Analyse de la Conférence Xbox : Un Showcase Maîtrisé Équilibrant Attentes et Surprises

Titre original : Je vous explique pourquoi la conférence Xbox est une masterclass et pourtant je ne suis pas fan de la marque !

Ces huit derniers jours ont été un véritable marathon pour les passionnés de jeux vidéo. Du State of Play au Nintendo Direct d’hier, en passant par le Summer Game Fest, les annonces ont plu. Pourtant, au milieu de cette tempête, un événement a écrasé toute la concurrence : le Xbox Games Showcase.
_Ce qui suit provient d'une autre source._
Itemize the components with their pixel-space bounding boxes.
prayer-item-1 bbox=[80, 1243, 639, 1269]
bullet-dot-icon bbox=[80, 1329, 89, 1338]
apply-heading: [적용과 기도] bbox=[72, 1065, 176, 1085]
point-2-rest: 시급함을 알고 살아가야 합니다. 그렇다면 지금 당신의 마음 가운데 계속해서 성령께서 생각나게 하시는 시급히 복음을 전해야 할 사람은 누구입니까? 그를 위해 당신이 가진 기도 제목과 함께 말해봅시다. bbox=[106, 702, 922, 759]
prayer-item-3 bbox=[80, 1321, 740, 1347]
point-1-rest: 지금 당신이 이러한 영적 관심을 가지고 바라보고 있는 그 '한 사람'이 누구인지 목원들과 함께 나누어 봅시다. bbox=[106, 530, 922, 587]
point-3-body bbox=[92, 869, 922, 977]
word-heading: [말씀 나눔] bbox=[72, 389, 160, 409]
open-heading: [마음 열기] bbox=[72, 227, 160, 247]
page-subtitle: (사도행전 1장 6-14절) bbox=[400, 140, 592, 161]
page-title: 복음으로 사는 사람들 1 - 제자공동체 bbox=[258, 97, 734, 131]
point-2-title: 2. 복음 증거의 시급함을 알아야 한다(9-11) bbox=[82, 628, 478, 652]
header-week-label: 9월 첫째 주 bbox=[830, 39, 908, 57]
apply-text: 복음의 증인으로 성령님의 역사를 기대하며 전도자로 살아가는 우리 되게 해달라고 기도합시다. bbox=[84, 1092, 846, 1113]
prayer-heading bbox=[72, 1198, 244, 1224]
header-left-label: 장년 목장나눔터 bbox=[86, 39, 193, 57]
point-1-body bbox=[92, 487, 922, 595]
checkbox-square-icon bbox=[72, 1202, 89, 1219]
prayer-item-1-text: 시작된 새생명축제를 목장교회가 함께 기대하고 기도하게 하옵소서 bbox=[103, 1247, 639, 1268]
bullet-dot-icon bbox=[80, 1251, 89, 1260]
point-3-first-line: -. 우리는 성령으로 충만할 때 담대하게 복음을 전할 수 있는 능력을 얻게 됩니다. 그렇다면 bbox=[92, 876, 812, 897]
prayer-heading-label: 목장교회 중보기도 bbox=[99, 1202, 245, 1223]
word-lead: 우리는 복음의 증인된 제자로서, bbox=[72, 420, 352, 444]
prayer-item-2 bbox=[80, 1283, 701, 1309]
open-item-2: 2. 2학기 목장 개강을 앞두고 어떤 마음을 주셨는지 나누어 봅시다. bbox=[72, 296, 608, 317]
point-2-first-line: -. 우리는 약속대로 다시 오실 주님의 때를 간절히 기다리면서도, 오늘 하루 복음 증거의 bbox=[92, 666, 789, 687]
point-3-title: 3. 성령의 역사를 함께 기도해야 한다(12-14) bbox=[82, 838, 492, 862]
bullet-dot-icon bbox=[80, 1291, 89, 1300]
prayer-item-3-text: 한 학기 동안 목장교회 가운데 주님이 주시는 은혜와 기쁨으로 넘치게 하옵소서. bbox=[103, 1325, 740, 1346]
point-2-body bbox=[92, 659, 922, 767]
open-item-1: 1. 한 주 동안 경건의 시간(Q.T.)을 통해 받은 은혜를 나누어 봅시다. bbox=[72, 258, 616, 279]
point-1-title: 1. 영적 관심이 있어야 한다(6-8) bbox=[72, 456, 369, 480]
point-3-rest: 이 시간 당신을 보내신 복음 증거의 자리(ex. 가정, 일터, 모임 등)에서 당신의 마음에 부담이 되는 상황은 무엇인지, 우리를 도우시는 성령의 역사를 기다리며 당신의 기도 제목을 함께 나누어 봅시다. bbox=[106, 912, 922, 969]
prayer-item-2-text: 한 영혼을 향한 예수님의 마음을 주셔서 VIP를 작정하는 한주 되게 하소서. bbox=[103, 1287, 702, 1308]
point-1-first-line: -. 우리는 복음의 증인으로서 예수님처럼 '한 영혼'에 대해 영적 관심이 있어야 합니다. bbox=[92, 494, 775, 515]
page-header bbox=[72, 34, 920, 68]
C’est un aveu particulier pour moi, car je n'ai jamais possédé une console Microsoft et leurs licences phares m'ont toujours laissé de marbre, à l'exception de Doom et des Forza depuis le sixième opus. Certes, j'ai adoré les Ori et je suis un immense fan des IP de Blizzard (Warcraft, Overwatch, Diablo) désormais sous leur pavillon, mais je n'ai pas la fibre "Xbox". Pourtant, le 7 juin dernier, la marque a livré le show parfait.

Entre attentes comblées et surprises totales : le catalogue parfait

La force absolue de ce Showcase réside dans son équilibre chirurgical entre ce que le public exigeait et ce qu’il n’avait pas vu venir. En tant que spectateur, on attendait de pied ferme les exclusivités de l'écosystème Xbox.

Sur ce point, le contrat est rempli haut la main : les nouvelles images de Fable, la direction artistique de Clockwork Revolution et la claque atmosphérique de Senua ont rassuré sur la force de frappe des studios internes. De même, on espérait voir la production des éditeurs tiers partenaires de la marque. Xbox a répondu présent en déroulant du lourd, notamment avec la franchise Persona, le très attendu Metro 2039, ou encore Resonance: A Plague Tale Legacy, qui s'annonce déjà marquant.

Mais une bonne conférence ne peut pas juste être une liste de courses cochée. Elle doit surprendre, et c'est là que Microsoft a fait la différence. L'annonce de Magician Devil's Deal a pris tout le monde de court, s'imposant comme l'un des secrets les mieux gardés du show.

À cela s'est ajoutée une sélection d'indépendants brillants et intrigants, à l'image de Vivarium ou de Valor Mortis, qui prouvent que Xbox sait encore dénicher des pépites atypiques. Mieux encore : la nouveauté n'a pas chassé la concrétisation. Les jeux ne sont pas revenus pour ne rien dire ; beaucoup ont enfin décroché une date de sortie ferme, à l'instar du prochain Castlevania.

C'est ce savant mélange de certitudes et d'inattendu qui a rendu le catalogue aussi solide, pas spécialement porté par la conférence du Summer Game Festival. De fait, peu de jeu inédits, des trailers qui viennent juste rappeler l'existence d'un jeu sans informations supplémentaires (Lords of the Fallen 2). Le tout avec une variété de titres limitée, souvent portés sur l'horreur.

Un sens du rythme magistral qui respecte le joueur

Avoir de bons jeux est une chose, savoir les présenter en est une autre. Là où la concurrence s'est parfois embourbée dans des tunnels promotionnels ou des discussions interminables, Xbox a opté pour l'efficacité brute. Finies les séquences où les développeurs viennent parler sur scène pendant vingt minutes pour ne rien dire sur l'état de l'industrie ou sur leur processus créatif. Le show a banni le gras pour se concentrer uniquement sur le produit.

La formule magique du show : Des bandes-annonces percutantes d'un maximum de 5 minutes, un enchaînement fluide et aucun blabla inutile. Pour pointer du doigt, le Nintendo Direct disposait de bons jeux mais s'est éternisé sur des séquences inutiles : la bataille de pouces de Nintendo Switch Sports Resort illustre bien ce propos et risque de faire couler de l'encre.

Ce choix de mise en scène a permis d'offrir un show extrêmement condensé, qui ne laisse pas de place à l'ennui tout en sachant ménager des moments pour respirer entre deux grosses annonces. En refusant de s'adresser à une seule niche, Microsoft a balayé un spectre immense : du gros blockbuster d'action au jeu d'auteur intimiste, en passant par le RPG dense. En termes de rythme et de considération du temps des spectateurs, ce Showcase s'est imposé comme une leçon de structure que beaucoup d'éditeurs devraient copier à l'avenir.